La provenienza del vino è tracciabile
Truffe sulla provenienza del vino addio: un sistema neozelandese consente di sapere se il vino proviene veramente dal vigneto dichiarato
di Donatella Cinelli Colombini
La cosa curiosa è che la scoperta viene dall’emisfero australe che non punta sull’origine per valorizzare i suoi vini. Lo dimostra la più prestigiosa cantina dell’isola dei canguri, Penfolds, il cui vino bandiera – Grange- è fatto con le uve di vigneti ogni anno diversi. Tutt’altra situazione in Borgogna dove, se mai si scoprisse, che il La Tâche non proviene dal mitico vigneto della Romanée-Conti, la reputazione, del più prestigioso Pinot Noir del mondo, crollerebbe per sempre.

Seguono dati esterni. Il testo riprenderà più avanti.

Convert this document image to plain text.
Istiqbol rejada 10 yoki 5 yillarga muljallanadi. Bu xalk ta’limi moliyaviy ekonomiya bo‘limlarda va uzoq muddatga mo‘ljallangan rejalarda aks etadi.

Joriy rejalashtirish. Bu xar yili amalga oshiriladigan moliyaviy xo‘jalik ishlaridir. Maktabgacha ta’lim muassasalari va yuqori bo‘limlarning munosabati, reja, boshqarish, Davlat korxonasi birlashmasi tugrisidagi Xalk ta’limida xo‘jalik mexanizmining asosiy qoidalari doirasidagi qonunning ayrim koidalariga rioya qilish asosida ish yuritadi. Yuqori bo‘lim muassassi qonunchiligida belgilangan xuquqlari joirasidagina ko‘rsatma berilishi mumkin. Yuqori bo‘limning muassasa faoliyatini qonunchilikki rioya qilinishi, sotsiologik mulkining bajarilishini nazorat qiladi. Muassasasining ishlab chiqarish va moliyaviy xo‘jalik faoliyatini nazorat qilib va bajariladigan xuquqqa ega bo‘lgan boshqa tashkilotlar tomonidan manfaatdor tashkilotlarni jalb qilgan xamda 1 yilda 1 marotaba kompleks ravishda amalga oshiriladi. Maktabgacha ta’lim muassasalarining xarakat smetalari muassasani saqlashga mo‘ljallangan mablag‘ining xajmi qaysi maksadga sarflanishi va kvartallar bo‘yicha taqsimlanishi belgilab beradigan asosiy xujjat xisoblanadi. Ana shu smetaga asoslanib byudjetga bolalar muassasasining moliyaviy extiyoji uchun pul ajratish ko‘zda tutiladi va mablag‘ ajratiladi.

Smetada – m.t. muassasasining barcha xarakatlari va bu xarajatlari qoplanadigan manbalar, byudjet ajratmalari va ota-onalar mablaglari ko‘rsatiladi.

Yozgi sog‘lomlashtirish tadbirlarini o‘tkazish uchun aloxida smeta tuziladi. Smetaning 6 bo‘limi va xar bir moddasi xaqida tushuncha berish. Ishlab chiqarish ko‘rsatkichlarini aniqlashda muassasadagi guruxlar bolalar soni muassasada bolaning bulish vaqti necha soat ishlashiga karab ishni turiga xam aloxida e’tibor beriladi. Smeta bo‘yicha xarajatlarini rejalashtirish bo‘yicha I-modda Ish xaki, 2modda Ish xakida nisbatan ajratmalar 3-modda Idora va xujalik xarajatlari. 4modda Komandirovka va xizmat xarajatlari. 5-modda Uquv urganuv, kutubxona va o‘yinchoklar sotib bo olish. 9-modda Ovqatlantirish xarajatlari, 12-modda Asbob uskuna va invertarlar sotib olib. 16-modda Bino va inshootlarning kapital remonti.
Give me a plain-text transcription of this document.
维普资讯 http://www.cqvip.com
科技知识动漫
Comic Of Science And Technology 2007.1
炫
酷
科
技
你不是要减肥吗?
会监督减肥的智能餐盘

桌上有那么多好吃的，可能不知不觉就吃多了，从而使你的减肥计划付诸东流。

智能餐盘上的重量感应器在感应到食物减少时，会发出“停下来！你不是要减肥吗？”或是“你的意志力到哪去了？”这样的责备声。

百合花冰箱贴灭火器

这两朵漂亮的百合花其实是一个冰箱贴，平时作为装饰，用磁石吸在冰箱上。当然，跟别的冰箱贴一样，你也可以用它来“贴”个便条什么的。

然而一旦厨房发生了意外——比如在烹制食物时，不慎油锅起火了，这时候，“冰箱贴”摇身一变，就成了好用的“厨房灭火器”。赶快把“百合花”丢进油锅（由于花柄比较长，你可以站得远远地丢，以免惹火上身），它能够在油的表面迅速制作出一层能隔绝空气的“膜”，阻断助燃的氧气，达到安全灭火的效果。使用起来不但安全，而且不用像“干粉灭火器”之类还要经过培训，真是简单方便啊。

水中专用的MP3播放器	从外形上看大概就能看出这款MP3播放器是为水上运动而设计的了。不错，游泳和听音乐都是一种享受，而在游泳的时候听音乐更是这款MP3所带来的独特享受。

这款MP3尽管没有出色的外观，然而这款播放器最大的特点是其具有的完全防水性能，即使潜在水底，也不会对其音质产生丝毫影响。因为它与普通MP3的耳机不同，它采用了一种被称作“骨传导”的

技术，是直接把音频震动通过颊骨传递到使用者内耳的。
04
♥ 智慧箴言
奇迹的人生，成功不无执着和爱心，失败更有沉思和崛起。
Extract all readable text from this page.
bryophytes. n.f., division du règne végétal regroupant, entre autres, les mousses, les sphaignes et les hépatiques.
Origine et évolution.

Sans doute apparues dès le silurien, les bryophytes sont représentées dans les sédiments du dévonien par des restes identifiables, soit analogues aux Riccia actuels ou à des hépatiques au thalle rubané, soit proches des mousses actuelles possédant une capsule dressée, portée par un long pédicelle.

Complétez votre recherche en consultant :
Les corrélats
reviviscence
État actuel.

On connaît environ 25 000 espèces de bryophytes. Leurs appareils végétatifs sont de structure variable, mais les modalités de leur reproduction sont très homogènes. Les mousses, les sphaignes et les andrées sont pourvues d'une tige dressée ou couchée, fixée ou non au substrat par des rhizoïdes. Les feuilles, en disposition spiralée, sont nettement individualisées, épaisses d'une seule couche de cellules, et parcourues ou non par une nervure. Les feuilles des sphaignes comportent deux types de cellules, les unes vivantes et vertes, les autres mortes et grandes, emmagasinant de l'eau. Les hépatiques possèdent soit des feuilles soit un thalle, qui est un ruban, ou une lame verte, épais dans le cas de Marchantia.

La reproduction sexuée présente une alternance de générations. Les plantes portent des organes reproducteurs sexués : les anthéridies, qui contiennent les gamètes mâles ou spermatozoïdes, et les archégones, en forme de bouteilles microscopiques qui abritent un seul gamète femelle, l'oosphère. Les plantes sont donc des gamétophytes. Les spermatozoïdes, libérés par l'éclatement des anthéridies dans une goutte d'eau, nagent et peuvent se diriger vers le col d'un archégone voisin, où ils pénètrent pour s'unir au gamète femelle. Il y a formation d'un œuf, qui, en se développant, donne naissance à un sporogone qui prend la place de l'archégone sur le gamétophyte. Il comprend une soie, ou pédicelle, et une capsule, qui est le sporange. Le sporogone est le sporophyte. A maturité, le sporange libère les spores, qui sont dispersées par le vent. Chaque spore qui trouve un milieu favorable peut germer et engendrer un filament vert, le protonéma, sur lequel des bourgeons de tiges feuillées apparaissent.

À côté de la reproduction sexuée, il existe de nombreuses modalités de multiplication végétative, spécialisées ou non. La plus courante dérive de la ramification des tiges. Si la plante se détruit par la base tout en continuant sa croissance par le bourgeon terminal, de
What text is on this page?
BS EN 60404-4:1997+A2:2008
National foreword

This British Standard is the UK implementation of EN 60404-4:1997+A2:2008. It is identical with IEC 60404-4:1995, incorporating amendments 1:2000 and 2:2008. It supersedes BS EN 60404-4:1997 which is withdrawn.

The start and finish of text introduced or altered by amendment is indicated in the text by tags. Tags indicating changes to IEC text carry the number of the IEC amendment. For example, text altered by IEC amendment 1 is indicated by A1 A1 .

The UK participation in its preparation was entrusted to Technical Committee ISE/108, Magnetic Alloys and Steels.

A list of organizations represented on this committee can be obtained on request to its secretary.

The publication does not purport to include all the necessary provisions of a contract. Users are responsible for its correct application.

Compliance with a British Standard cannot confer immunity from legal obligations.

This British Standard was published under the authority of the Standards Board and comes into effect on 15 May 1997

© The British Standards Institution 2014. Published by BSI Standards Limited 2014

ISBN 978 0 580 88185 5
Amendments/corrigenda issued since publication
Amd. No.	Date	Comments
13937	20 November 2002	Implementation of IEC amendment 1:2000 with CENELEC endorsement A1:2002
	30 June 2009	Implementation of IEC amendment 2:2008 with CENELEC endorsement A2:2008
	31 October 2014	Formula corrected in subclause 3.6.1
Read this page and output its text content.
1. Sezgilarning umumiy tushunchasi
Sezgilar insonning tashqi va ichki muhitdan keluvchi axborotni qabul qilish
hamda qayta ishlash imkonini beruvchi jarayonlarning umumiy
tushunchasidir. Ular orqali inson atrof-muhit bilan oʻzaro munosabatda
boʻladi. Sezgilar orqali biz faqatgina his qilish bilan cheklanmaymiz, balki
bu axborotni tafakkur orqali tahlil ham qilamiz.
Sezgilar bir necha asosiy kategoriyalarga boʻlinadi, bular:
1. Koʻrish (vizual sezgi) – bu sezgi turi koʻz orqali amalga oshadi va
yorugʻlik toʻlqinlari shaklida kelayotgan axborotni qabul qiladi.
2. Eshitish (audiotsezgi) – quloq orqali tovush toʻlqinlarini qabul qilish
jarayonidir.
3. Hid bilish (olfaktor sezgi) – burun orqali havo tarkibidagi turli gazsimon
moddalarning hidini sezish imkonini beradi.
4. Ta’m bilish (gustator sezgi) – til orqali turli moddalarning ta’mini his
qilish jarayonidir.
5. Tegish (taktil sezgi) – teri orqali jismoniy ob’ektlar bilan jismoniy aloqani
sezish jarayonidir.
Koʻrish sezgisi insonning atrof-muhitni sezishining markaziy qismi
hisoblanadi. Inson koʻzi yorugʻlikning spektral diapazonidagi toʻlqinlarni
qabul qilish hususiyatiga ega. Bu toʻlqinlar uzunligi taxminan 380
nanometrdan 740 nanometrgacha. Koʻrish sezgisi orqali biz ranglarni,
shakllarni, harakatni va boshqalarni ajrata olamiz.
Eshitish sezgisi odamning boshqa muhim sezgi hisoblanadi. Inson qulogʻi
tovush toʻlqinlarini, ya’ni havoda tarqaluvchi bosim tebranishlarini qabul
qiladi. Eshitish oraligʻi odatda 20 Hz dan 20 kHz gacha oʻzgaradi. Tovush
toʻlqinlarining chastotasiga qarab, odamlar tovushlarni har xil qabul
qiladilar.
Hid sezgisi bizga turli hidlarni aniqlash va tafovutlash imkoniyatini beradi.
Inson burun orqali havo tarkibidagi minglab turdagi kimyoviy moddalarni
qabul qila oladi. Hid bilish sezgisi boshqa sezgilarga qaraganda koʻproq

LA TRACCIABILITA’ DEL VINO E’ IMPORTANTE PER CONTRASTARE LE FRODI
Quindi l’importanza della tracciabilità è diversa da produttore a produttore ma anche da Paese a Paese. In linea generale la scoperta è interessante e potrebbe essere utile a scovare quelli che Giacomo Tachis chiamava “mescolavino” cioè i furbetti della cisterna che fanno contraffazioni.
ORITAIN HA SCOPERTO COME GARANTIRE L’ORIGINE DI UN VINO
La ricerca parte dall’alleanza fra il piccolo produttore di vino Pyramid Valley di North Canterbury (NZ) e gli scienziati forensi della Oritain che usano gli stessi sistemi per accertarsi dell’origine di materie prime, come il cotone. Ovviamente nessuno ha mai cercato di falsificare il vino della Pyramid Valley ma il suo proprietario Steve Smith ha deciso di scommettere sulla garanzia della tracciabilità per farsi largo nel mercato. Ora le etichette delle sue bottiglie portano un logo e un codice QR che consente di tracciare il vino fino alla sua vigna di origine.
ANALIZZANDO SUOLO, UVE E VINO E’ POSSIBILE AVERE L’IMPRONTA DIGITALE LASCIATA DALLA VIGNA
Ma Stew Whitehead, Global Head of Food di Oritain, ha spiegato come si arriva a questo risultato. Prima di tutto vengono prelevati molto campioni dal terreno della vigna. La loro analisi, mediante spettrometria di massa a infrarossi, consente di individuare 42 dei 118 elementi che compongono la tavola periodica, in parti per milione e in parti per miliardo (antimonio, arsenico, alluminio, selenio/ e idrogeno e ossigeno e azoto e renio…). Poi vengono campionati uve e vino. Questo permette di avere una sorta di impronta digitale del vigneto che non si modifica con il lievito o con l’invecchiamento.
UN CERTIFICATO DI ORIGINE CHE POTREBBE CONTRASTARE ANCHE LE CONTRAFFAZIONI DEI VINI COSTOSISSIMI
Ovviamente da terreni diversi si ottengono impronte diverse per cui la tracciabilità funziona solo su piccoli appezzamenti con suoli molto omogenei, ma una volta fatta rimane la stessa per sempre e quindi basta replicarla in vari punti del vigneto per garantire i collezionisti di Petrus, La Tâche o altri vigneti da mito, che sono davvero in possesso delle bottiglie da essi ottenute. Un sistema anticontraffazione, dunque, che potrebbe essere molto utile per i marchi più falsificati ma ha un problema: serve un cucchiaino di vino per fare le analisi. E’ possibile estrarlo dalla bottiglia con un Coravin, ma comunque l’operazione riduce il contenuto del liquido. La ricerca va avanti e sembra davvero interessante anche per le DOCG-DOC italiane.